Like all authoritarians, this administration will test how much people will accept and how far it can go to execute its agenda. Compliance in advance only encourages more oppression. Columnist Naomi Ishisaka of The Seattle Times today summarized this episode in her column, “Fear, not courage, on display as Day of Remembrance moved from Pike Place,” and accurately identifies this as a critical moment:
“This period in our country’s history is going to require tremendous amounts of courage to stand up for the best of our values and principles — against a federal government and its allies determined to destroy them. Many organizations and individuals have already acquiesced to the will of the Trump administration to erase trans people, gut all programs that could advance equity and justice, and, as New York Times columnist Jamelle Bouie wrote last week, reinforce segregation in government and public life.”
My thanks to Feliks Banel for allowing me to vent on his Seattle-based podcast, Cascade of History, not just about the Pike Place Market and the DOR but more broadly about the need for schools, libraries, and public agencies to resist pressure from this new federal regime to erase history and the experience of people of color, immigrants, and all marginalized, non-white, communities.
UPDATE: Tsuru for Solidarity moved the Day of Remembrance event to Chiyo’s Garden in the Seattle Chinatown-International District.
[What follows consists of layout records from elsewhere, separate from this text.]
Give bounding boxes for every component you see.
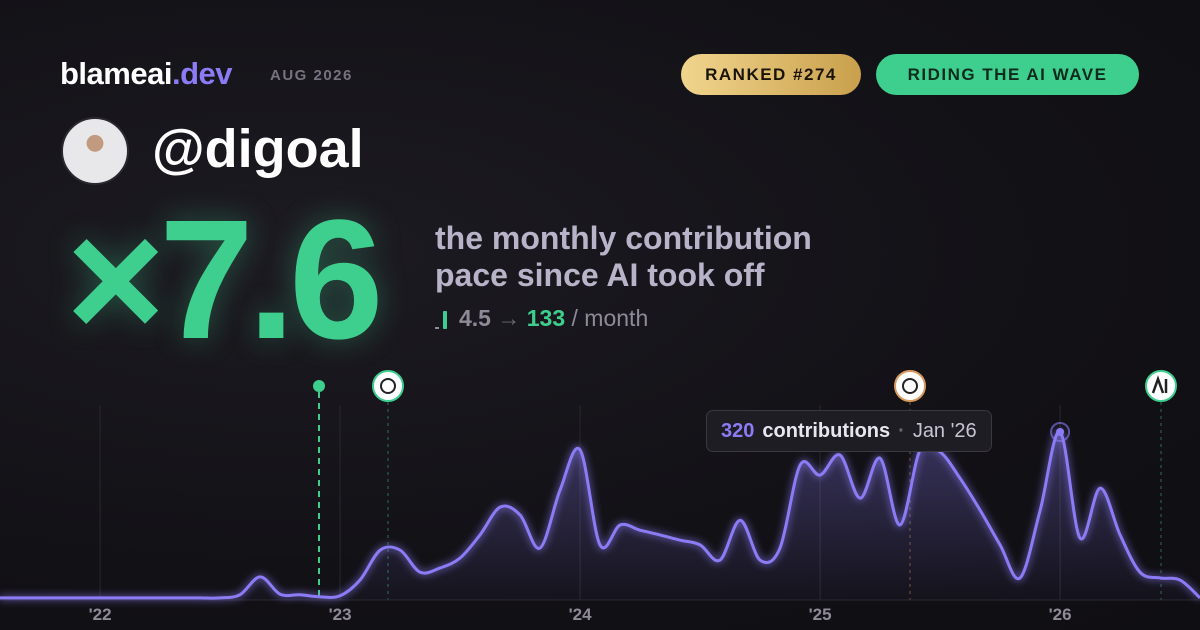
- line: [0, 430, 1200, 600]
- pace-before: 4.5: [459, 305, 491, 331]
- x-tick-label: '26: [1049, 605, 1072, 624]
- rank-badge: RANKED #274: [681, 54, 861, 95]
- x-tick-label: '24: [569, 605, 592, 624]
- highlight-dot: [1056, 428, 1065, 436]
- multiplier: ×7.6: [66, 185, 384, 375]
- brand: blameai.dev: [60, 56, 232, 92]
- pace-after: 133: [526, 305, 566, 331]
- event-icon-glyph: [1151, 375, 1168, 394]
- x-tick-label: '25: [809, 605, 832, 624]
- event-markers: [313, 370, 1177, 600]
- event-dot: [313, 380, 325, 392]
- wave-badge: RIDING THE AI WAVE: [876, 54, 1139, 95]
- highlight-ring: [1050, 422, 1071, 442]
- brand-tld: .dev: [171, 56, 233, 91]
- event-icon: [894, 370, 926, 402]
- event-icon-glyph: [902, 378, 918, 394]
- pace: 4.5 → 133 / month: [435, 305, 648, 332]
- x-tick-label: '22: [89, 605, 112, 624]
- avatar: [61, 117, 129, 185]
- tooltip-value: 320: [721, 420, 755, 442]
- date: AUG 2026: [270, 67, 353, 84]
- handle: @digoal: [152, 119, 364, 179]
- description: the monthly contribution: [435, 220, 812, 256]
- pace-arrow: →: [497, 305, 521, 331]
- description: pace since AI took off: [435, 257, 765, 293]
- x-tick-label: '23: [329, 605, 352, 624]
- tooltip-label: Jan '26: [912, 420, 977, 442]
- pace-icon: [435, 309, 449, 329]
- area: [0, 431, 1200, 600]
- event-icon-glyph: [380, 378, 396, 394]
- tooltip-series: contributions: [762, 420, 891, 442]
- brand-name: blameai: [60, 56, 172, 91]
- event-icon: [372, 370, 404, 402]
- tooltip: 320 contributions · Jan '26: [706, 410, 992, 452]
- pace-unit: / month: [571, 305, 649, 331]
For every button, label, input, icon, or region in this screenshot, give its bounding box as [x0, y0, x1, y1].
This one felt different from all those previous.

At the first DOR we created here in 1978, we were 2,000 Nikkei strong in remembering the camps and standing for redress with our families. In 2025, of the hundreds who packed the garden space and peered in through the gates from Nihonmachi Alley off Jackson, close to half were white allies who stood and nodded at the remarks with graven faces, standing with us as “the friends we didn’t have in 1942,” and all of us taking a stand against the white nationalist glee we’ve seen in the last four weeks at the permission they now have from national leadership to attack, demean, and marginalize immigrants and people of color on all fronts.


Those dressed in period clothing to re-enact the forced removal included Erin Shigaki and her father, Vince Schleitwiler and his son, and Shawn Brinsfield, the nephew of “Nisei Daughter” authorMonica Sone, who brought the actual duffel bag she carried with her from Beacon Hill to the Puyallup Fairgrounds, marked with her childhood name of Kazuko Itoi.

UPDATE 2: From The Seattle Times:
Pike Place Market Foundation head resigns after event cancellation.
UPDATE 3: Thanks to Derek Tahara for his coverage quoting me from the podcast in the Nichi Bei News:
Pike Place foundation rescinds offer to host Seattle DOR
Appreciated this article. Is there a possibility this, and future articles, could be shared on Bluesky?
NVM – see share option at top of page!
Mind blown. Like many, I’ve left the hellscape and migrated to Bluesky, but I never thought to update the Share buttons. Thanks for the nudge. Thankfully, WordPress has caught up and enabled Bluesky, and I just placed it first. The icons on top of the page are not links for sharing posts but links to my own social media channels. Thanks, Nancy!